Sorry, I'm trying to find time to merge it and release a new version. I thought I'd be able to do it during PyCon past weekend but didn't get around…

rtobar commented 7 years ago

Just the usual ping...

KenjiTakahashi commented 6 years ago

It's been some time again, hasn't it :-)?

wichert commented 5 years ago

@isagalaev Yearly ping - is there a chance you can take a look at this again and hopefully merge it?

isagalaev commented 5 years ago

Hey everyone. I lost track of things happening here a while ago and don't remember why I didn't merge it in the first place. It's also unlikely I'll find time to get back to it any time soon. As far as I understand, @rtobar fork is alive and well, so I recommend everyone just use it.

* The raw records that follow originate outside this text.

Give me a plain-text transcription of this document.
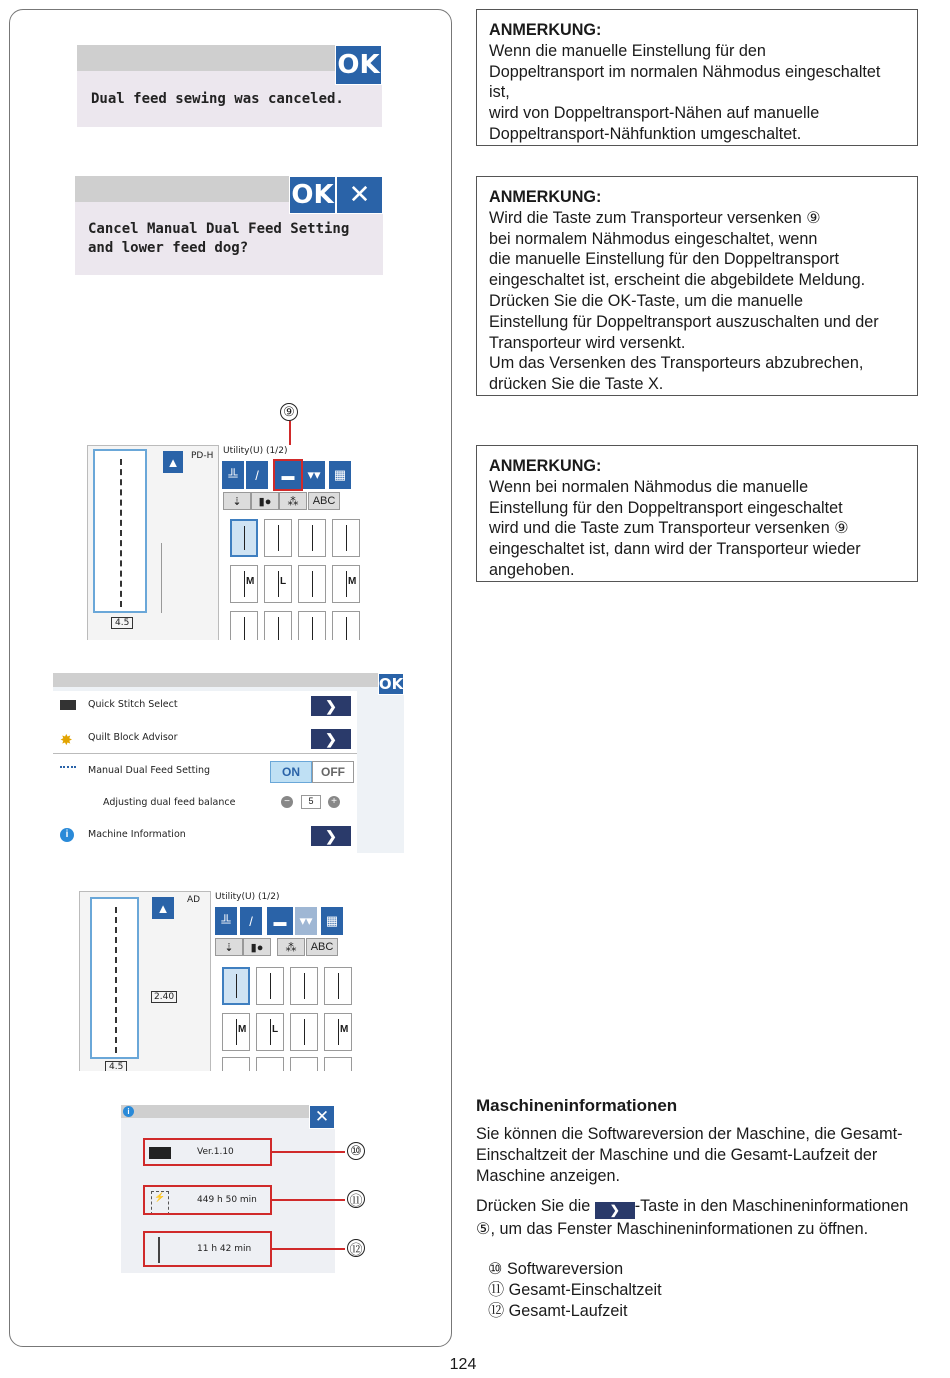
OK
Dual feed sewing was canceled.
OK ✕
Cancel Manual Dual Feed Setting
and lower feed dog?
ANMERKUNG:

Wenn die manuelle Einstellung für den
Doppeltransport im normalen Nähmodus eingeschaltet ist,
wird von Doppeltransport-Nähen auf manuelle
Doppeltransport-Nähfunktion umgeschaltet.

ANMERKUNG:

Wird die Taste zum Transporteur versenken ⑨
bei normalem Nähmodus eingeschaltet, wenn
die manuelle Einstellung für den Doppeltransport
eingeschaltet ist, erscheint die abgebildete Meldung.
Drücken Sie die OK-Taste, um die manuelle
Einstellung für Doppeltransport auszuschalten und der
Transporteur wird versenkt.
Um das Versenken des Transporteurs abzubrechen,
drücken Sie die Taste X.

ANMERKUNG:

Wenn bei normalen Nähmodus die manuelle
Einstellung für den Doppeltransport eingeschaltet
wird und die Taste zum Transporteur versenken ⑨
eingeschaltet ist, dann wird der Transporteur wieder
angehoben.

⑨
4.5
▲	PD-H Utility(U) (1/2)
╩	/	▬ ▾▾	▦
⇣	▮●	⁂	ABC
M	L	M
OK
Quick Stitch Select	❯
✸ Quilt Block Advisor	❯
Manual Dual Feed Setting	ON	OFF
Adjusting dual feed balance	−	5	+
i	Machine Information	❯
4.5
▲
AD
2.40
Utility(U) (1/2)
╩	/	▬ ▾▾	▦
⇣	▮●	⁂	ABC
M	L	M
i	✕
Ver.1.10
⚡	449 h 50 min
11 h 42 min
⑩
⑪
⑫
Maschineninformationen
Sie können die Softwareversion der Maschine, die Gesamt-Einschaltzeit der Maschine und die Gesamt-Laufzeit der Maschine anzeigen.
Drücken Sie die ❯ -Taste in den Maschineninformationen ⑤, um das Fenster Maschineninformationen zu öffnen.
⑩ Softwareversion
⑪ Gesamt-Einschaltzeit
⑫ Gesamt-Laufzeit
124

(I'll close the ticket to avoid confusion, but feel free to continue conversation if needed.)

wichert commented 5 years ago

@isagalaev Assuming @rtobar is interested, would you be willing to give him PyPi privileges to make new releases?

rtobar commented 5 years ago

Sure, I wouldn't mind on my side. My user in PyPI is rtobar too.

isagalaev commented 5 years ago

@rtobar hey! Added you on PyPI as an owner. I can't seem to remove myself, so feel free to either leave me there for precaution or take it over completely.

rtobar commented 5 years ago

Thanks Ivan! I already exercised this and uploaded a new 2.4 version of ijson to PyPI, including binary wheels for the main x64 linux/macos.

isagalaev commented 5 years ago

Yay! Glad not to be a bottleneck anymore! And thanks to @wichert for kicking me in the right direction.